Klostermann’s concerns center around overdevelopment. He sees this not only the way most of us do—citing “plots of woodland turned into supermarkets with giant parking lots”—but also in terms of how homeowners use land. He comments, “subdivisions filled with non-native plants and grasses that need chemical supplements in order to live are rapidly increasing the fragmentation of our environment leaving only islands of wild spaces like those found in our state parks.”

 

Klostermann also notes a “shifting baseline syndrome: each subsequent generation is exposed to a lower quality of natural world than the previous one. This further degraded world then becomes the standard for conservation when they grow up. By this process, our standards are slipping away from us through the generations as we develop more and bring children into the few remaining forests less. We are losing a true sense of what has truly been lost over the past 600 years.”

 

There is some optimism.
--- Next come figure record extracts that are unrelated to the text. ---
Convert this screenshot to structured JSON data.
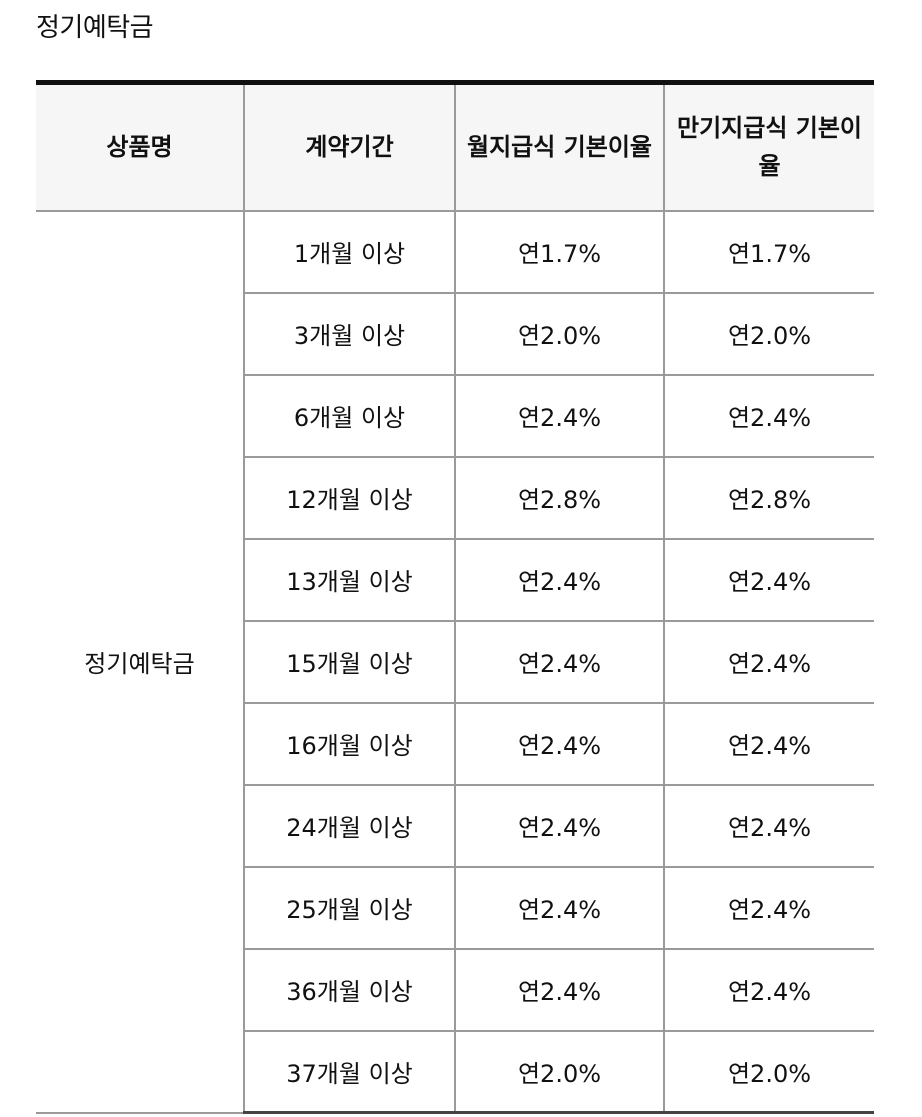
{
  "page": {
    "title": "정기예탁금"
  },
  "table": {
    "headers": {
      "product": "상품명",
      "term": "계약기간",
      "monthly_rate": "월지급식 기본이율",
      "maturity_rate": "만기지급식 기본이율"
    },
    "product_name": "정기예탁금",
    "rows": [
      {
        "term": "1개월 이상",
        "monthly": "연1.7%",
        "maturity": "연1.7%"
      },
      {
        "term": "3개월 이상",
        "monthly": "연2.0%",
        "maturity": "연2.0%"
      },
      {
        "term": "6개월 이상",
        "monthly": "연2.4%",
        "maturity": "연2.4%"
      },
      {
        "term": "12개월 이상",
        "monthly": "연2.8%",
        "maturity": "연2.8%"
      },
      {
        "term": "13개월 이상",
        "monthly": "연2.4%",
        "maturity": "연2.4%"
      },
      {
        "term": "15개월 이상",
        "monthly": "연2.4%",
        "maturity": "연2.4%"
      },
      {
        "term": "16개월 이상",
        "monthly": "연2.4%",
        "maturity": "연2.4%"
      },
      {
        "term": "24개월 이상",
        "monthly": "연2.4%",
        "maturity": "연2.4%"
      },
      {
        "term": "25개월 이상",
        "monthly": "연2.4%",
        "maturity": "연2.4%"
      },
      {
        "term": "36개월 이상",
        "monthly": "연2.4%",
        "maturity": "연2.4%"
      },
      {
        "term": "37개월 이상",
        "monthly": "연2.0%",
        "maturity": "연2.0%"
      }
    ]
  }
}
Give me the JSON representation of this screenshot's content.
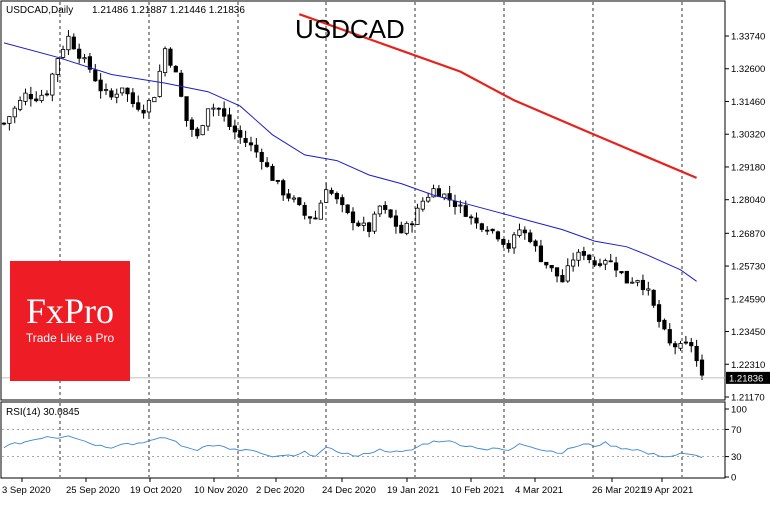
{
  "header": {
    "symbol_label": "USDCAD,Daily",
    "ohlc": "1.21486 1.21887 1.21446 1.21836",
    "big_title": "USDCAD"
  },
  "rsi_panel": {
    "label": "RSI(14) 30.0845",
    "levels": [
      "100",
      "70",
      "30",
      "0"
    ]
  },
  "logo": {
    "name": "FxPro",
    "tagline": "Trade Like a Pro"
  },
  "colors": {
    "candles": "#000000",
    "ma_fast": "#1c1ccf",
    "ma_slow": "#e8221b",
    "rsi": "#3a86d8",
    "logo_bg": "#ee1c25"
  },
  "chart_data": [
    {
      "type": "candlestick",
      "title": "USDCAD",
      "y_ticks": [
        "1.33740",
        "1.32600",
        "1.31460",
        "1.30320",
        "1.29180",
        "1.28040",
        "1.26870",
        "1.25730",
        "1.24590",
        "1.23450",
        "1.22310",
        "1.21170"
      ],
      "x_ticks": [
        "3 Sep 2020",
        "25 Sep 2020",
        "19 Oct 2020",
        "10 Nov 2020",
        "2 Dec 2020",
        "24 Dec 2020",
        "19 Jan 2021",
        "10 Feb 2021",
        "4 Mar 2021",
        "26 Mar 2021",
        "19 Apr 2021"
      ],
      "ylim": [
        1.2095,
        1.343
      ],
      "last_price": "1.21836",
      "grid": "vertical dashed",
      "close_path": [
        [
          0,
          1.307
        ],
        [
          2,
          1.312
        ],
        [
          4,
          1.317
        ],
        [
          6,
          1.316
        ],
        [
          8,
          1.318
        ],
        [
          10,
          1.33
        ],
        [
          12,
          1.337
        ],
        [
          14,
          1.331
        ],
        [
          16,
          1.326
        ],
        [
          18,
          1.319
        ],
        [
          20,
          1.316
        ],
        [
          22,
          1.32
        ],
        [
          24,
          1.314
        ],
        [
          26,
          1.312
        ],
        [
          28,
          1.317
        ],
        [
          30,
          1.333
        ],
        [
          32,
          1.324
        ],
        [
          34,
          1.308
        ],
        [
          36,
          1.302
        ],
        [
          38,
          1.313
        ],
        [
          40,
          1.312
        ],
        [
          42,
          1.306
        ],
        [
          44,
          1.302
        ],
        [
          46,
          1.299
        ],
        [
          48,
          1.295
        ],
        [
          50,
          1.288
        ],
        [
          52,
          1.283
        ],
        [
          54,
          1.28
        ],
        [
          56,
          1.275
        ],
        [
          58,
          1.274
        ],
        [
          60,
          1.285
        ],
        [
          62,
          1.28
        ],
        [
          64,
          1.275
        ],
        [
          66,
          1.272
        ],
        [
          68,
          1.27
        ],
        [
          70,
          1.278
        ],
        [
          72,
          1.274
        ],
        [
          74,
          1.269
        ],
        [
          76,
          1.273
        ],
        [
          78,
          1.28
        ],
        [
          80,
          1.284
        ],
        [
          82,
          1.282
        ],
        [
          84,
          1.279
        ],
        [
          86,
          1.276
        ],
        [
          88,
          1.272
        ],
        [
          90,
          1.271
        ],
        [
          92,
          1.268
        ],
        [
          94,
          1.264
        ],
        [
          96,
          1.27
        ],
        [
          98,
          1.267
        ],
        [
          100,
          1.26
        ],
        [
          102,
          1.256
        ],
        [
          104,
          1.252
        ],
        [
          106,
          1.26
        ],
        [
          108,
          1.262
        ],
        [
          110,
          1.258
        ],
        [
          112,
          1.26
        ],
        [
          114,
          1.257
        ],
        [
          116,
          1.252
        ],
        [
          118,
          1.253
        ],
        [
          120,
          1.248
        ],
        [
          122,
          1.238
        ],
        [
          124,
          1.23
        ],
        [
          126,
          1.229
        ],
        [
          128,
          1.23
        ],
        [
          130,
          1.2183
        ]
      ],
      "ma_fast": [
        [
          0,
          1.335
        ],
        [
          10,
          1.33
        ],
        [
          20,
          1.324
        ],
        [
          30,
          1.321
        ],
        [
          38,
          1.318
        ],
        [
          44,
          1.313
        ],
        [
          50,
          1.303
        ],
        [
          56,
          1.296
        ],
        [
          62,
          1.294
        ],
        [
          68,
          1.289
        ],
        [
          74,
          1.286
        ],
        [
          80,
          1.282
        ],
        [
          86,
          1.279
        ],
        [
          92,
          1.276
        ],
        [
          98,
          1.273
        ],
        [
          104,
          1.27
        ],
        [
          110,
          1.266
        ],
        [
          116,
          1.264
        ],
        [
          120,
          1.261
        ],
        [
          126,
          1.256
        ],
        [
          129,
          1.252
        ]
      ],
      "ma_slow": [
        [
          55,
          1.345
        ],
        [
          70,
          1.335
        ],
        [
          85,
          1.325
        ],
        [
          95,
          1.315
        ],
        [
          110,
          1.303
        ],
        [
          129,
          1.288
        ]
      ]
    },
    {
      "type": "line",
      "title": "RSI(14) 30.0845",
      "ylim": [
        0,
        100
      ],
      "y_ticks": [
        "100",
        "70",
        "30",
        "0"
      ],
      "reference_levels": [
        70,
        30
      ],
      "values": [
        [
          0,
          45
        ],
        [
          4,
          52
        ],
        [
          8,
          60
        ],
        [
          10,
          58
        ],
        [
          12,
          62
        ],
        [
          14,
          56
        ],
        [
          16,
          50
        ],
        [
          18,
          46
        ],
        [
          20,
          44
        ],
        [
          22,
          50
        ],
        [
          24,
          48
        ],
        [
          26,
          52
        ],
        [
          28,
          54
        ],
        [
          30,
          58
        ],
        [
          32,
          52
        ],
        [
          34,
          42
        ],
        [
          36,
          40
        ],
        [
          38,
          48
        ],
        [
          40,
          46
        ],
        [
          42,
          42
        ],
        [
          44,
          38
        ],
        [
          46,
          40
        ],
        [
          48,
          34
        ],
        [
          50,
          28
        ],
        [
          52,
          32
        ],
        [
          54,
          30
        ],
        [
          56,
          36
        ],
        [
          58,
          32
        ],
        [
          60,
          42
        ],
        [
          62,
          38
        ],
        [
          64,
          34
        ],
        [
          66,
          30
        ],
        [
          68,
          36
        ],
        [
          70,
          40
        ],
        [
          72,
          38
        ],
        [
          74,
          36
        ],
        [
          76,
          40
        ],
        [
          78,
          48
        ],
        [
          80,
          52
        ],
        [
          82,
          54
        ],
        [
          84,
          50
        ],
        [
          86,
          46
        ],
        [
          88,
          44
        ],
        [
          90,
          40
        ],
        [
          92,
          42
        ],
        [
          94,
          38
        ],
        [
          96,
          50
        ],
        [
          98,
          46
        ],
        [
          100,
          40
        ],
        [
          102,
          38
        ],
        [
          104,
          36
        ],
        [
          106,
          44
        ],
        [
          108,
          48
        ],
        [
          110,
          46
        ],
        [
          112,
          50
        ],
        [
          114,
          44
        ],
        [
          116,
          42
        ],
        [
          118,
          40
        ],
        [
          120,
          34
        ],
        [
          122,
          32
        ],
        [
          124,
          30
        ],
        [
          126,
          34
        ],
        [
          128,
          32
        ],
        [
          130,
          30
        ]
      ]
    }
  ]
}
Klostermann “sees Buffalo and Western New York becoming an example of what restoration and conservation can look like,” and adds, “another thing that fills my soul is witnessing individuals taking actions like reducing their waste, growing native plants in their landscape, and just taking up a general interest in things natural.”

 

Ronan says, “We have an incredible network of organizations and individuals locally. We’re raising and supporting environmental stewards through our many environmental education centers, dedicated schools and teachers, and invested parents.” She is high on Buffalo, which she says “is ahead of many cities in its effort to restore the land and water that suffered under years of neglect and disrespect.”

 

Desorcie cites some specifics: “The outer harbor serving both as a great recreational area for Buffalonians, but also as an important habitat for wildlife with secretive marsh birds breeding along Lake Erie during the summer and snowy owls hunting for small mammals in the rocky crevices during the winter.” She’s pleased with the upcoming plastic bag ban in New York State, which she believes is justified not only because of their pollution of natural areas, but also because of the oil used to produce them. “Using reusable bags is a small lifestyle change that has the ability to make a big difference,” she says.

 

I came away from our discussions deeply impressed with these representatives of our future. They see serious problems with clear eyes and recognize the incredible challenges that lie ahead. But each of them sees their contribution as small but important.

 

A stay-tuned footnote: Klostermann told me that he has discovered a way to attract dragonflies to land on his hand and he’s working now on a way to convey his method to us all.